Westport Holdings Berhad (Westports) saw its TEU volume increase by 11% in Q2 2021 despite the challenges posed by the COVID-19 pandemic, an achievement it partly attributed to its yard utilisation investment.
It said it handled more transhipment and gateway throughput than usual, with traffic reaching 3.4 million TEU and 1.9 million TEU respectively. Additionally it, saw an active level of container yard utilisation as the global supply chain remained stretched, with occasional port congestions at various terminals across the globe.
Westports continued to enhance its container and conventional operational capabilities. The Company invested RM118.5 million ($28 million) in the first 6-month of 2021.
Westports purchased additional terminal operating equipment and progressed in constructing a new jetty for the Liquid Bulk Terminal and a new 19-acre container yard to support more extensive throughput requirements.
Datuk Ruben Emir Gnanalingam bin Abdullah, the Group Managing Director of Westports, said 2021 has brought momentously challenging conditions.
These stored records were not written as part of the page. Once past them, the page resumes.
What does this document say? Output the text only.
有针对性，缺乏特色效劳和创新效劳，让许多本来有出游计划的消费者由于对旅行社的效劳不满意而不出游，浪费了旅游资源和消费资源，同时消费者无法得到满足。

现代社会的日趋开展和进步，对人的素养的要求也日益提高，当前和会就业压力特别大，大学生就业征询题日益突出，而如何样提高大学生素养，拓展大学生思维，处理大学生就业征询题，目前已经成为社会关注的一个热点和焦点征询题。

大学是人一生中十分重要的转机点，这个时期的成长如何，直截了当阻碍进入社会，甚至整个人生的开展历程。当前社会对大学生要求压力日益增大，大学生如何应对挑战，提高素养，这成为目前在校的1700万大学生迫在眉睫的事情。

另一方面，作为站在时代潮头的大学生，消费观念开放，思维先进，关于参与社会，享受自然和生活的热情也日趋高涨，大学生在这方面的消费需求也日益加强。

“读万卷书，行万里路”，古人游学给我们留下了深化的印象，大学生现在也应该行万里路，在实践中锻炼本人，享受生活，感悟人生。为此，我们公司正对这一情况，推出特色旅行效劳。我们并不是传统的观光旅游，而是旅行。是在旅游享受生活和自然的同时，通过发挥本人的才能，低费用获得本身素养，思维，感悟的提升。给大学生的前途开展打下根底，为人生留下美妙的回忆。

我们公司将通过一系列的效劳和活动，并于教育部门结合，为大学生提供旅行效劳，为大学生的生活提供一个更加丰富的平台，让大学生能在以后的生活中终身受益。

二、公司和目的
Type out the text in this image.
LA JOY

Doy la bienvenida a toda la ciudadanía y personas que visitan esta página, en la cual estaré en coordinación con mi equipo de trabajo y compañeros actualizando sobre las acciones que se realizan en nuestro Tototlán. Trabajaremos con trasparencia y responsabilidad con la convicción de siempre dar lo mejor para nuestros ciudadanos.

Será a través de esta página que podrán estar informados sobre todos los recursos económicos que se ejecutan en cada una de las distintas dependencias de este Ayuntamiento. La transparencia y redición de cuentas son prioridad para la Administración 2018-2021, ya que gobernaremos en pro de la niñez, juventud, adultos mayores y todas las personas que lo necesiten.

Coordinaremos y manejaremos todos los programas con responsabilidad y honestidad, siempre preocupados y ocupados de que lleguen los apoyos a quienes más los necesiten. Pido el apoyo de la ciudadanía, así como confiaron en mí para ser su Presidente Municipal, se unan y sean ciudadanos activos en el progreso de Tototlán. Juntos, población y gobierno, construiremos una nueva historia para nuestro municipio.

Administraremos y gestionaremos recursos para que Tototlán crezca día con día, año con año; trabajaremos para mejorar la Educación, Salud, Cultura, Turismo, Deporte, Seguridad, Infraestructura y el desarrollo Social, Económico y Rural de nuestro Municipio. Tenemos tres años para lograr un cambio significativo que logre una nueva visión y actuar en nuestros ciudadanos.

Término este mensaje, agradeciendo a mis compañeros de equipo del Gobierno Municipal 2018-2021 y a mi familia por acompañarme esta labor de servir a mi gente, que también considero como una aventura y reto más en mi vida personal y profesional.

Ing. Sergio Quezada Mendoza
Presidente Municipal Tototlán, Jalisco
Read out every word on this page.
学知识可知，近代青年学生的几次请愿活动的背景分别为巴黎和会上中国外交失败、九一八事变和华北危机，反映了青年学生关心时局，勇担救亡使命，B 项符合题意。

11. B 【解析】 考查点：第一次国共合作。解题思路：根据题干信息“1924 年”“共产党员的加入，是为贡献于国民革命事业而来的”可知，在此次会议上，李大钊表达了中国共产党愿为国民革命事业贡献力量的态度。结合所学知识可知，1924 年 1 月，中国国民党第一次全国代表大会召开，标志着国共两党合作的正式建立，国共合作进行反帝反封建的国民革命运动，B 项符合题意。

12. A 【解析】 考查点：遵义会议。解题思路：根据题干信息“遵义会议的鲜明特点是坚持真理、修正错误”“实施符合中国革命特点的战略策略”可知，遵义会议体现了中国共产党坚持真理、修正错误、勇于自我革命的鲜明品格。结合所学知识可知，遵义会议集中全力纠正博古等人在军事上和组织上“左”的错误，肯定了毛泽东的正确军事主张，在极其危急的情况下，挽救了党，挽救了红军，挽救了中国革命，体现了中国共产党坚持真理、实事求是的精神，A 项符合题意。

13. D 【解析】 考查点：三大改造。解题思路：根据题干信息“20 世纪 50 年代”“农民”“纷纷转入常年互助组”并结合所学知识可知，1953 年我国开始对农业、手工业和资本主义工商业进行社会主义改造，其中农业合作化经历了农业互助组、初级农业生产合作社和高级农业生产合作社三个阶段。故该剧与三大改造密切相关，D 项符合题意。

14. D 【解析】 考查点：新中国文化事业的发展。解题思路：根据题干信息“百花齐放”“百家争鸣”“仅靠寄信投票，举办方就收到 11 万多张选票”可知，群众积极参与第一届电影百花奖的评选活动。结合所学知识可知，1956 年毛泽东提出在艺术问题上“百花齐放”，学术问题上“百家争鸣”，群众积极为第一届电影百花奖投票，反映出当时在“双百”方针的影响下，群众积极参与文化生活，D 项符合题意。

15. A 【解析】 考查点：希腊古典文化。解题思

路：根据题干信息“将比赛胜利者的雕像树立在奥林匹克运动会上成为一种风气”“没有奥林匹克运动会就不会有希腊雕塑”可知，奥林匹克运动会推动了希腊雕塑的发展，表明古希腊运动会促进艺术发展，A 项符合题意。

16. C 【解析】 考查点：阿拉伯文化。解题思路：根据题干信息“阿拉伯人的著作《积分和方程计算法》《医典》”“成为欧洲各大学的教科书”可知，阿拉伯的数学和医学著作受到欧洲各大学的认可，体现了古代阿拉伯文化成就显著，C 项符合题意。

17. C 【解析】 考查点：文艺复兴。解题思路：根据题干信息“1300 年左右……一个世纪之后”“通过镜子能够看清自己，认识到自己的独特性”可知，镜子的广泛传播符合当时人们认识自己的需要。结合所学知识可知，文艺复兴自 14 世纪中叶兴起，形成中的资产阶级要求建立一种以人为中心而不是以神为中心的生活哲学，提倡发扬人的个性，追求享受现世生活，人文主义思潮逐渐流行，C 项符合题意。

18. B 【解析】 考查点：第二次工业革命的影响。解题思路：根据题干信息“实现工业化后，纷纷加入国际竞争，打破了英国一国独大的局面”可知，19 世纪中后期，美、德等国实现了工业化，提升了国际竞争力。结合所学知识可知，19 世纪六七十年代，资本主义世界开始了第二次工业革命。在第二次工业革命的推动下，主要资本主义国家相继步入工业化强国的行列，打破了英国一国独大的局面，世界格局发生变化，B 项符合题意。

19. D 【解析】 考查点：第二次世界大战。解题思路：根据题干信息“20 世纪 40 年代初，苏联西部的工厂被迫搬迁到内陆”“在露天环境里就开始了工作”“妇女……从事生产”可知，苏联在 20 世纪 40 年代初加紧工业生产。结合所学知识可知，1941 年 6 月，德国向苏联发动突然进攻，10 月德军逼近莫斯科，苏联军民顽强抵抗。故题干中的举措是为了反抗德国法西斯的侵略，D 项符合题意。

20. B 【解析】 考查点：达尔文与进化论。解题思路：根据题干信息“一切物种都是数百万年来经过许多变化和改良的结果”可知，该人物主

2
“The active yard utilisation reaffirmed the Company’s decision to invest and complete container yard Zone Z at CT9 at the cost of RM81 million in 2020. By the end of 2021, Westports will complete an additional 19-acre Container Terminal Yard 8.
“The Company is still investing in more Terminal Operating Equipment to strengthen the overall terminal handling capacity. The Suez Canal and Yantian events highlighted the reliance of global economies and livelihoods on the moving-floating global supply chain.
“Westports is cognizant of its role in Malaysia and the region and has planned to undertake and build the mega Container Terminal from CT10 to CT17 upon reaching a new concession agreement with the Government.
“This is also our ongoing commitment to improving the competitiveness of Port Klang in Southeast Asia as a transhipment hub”.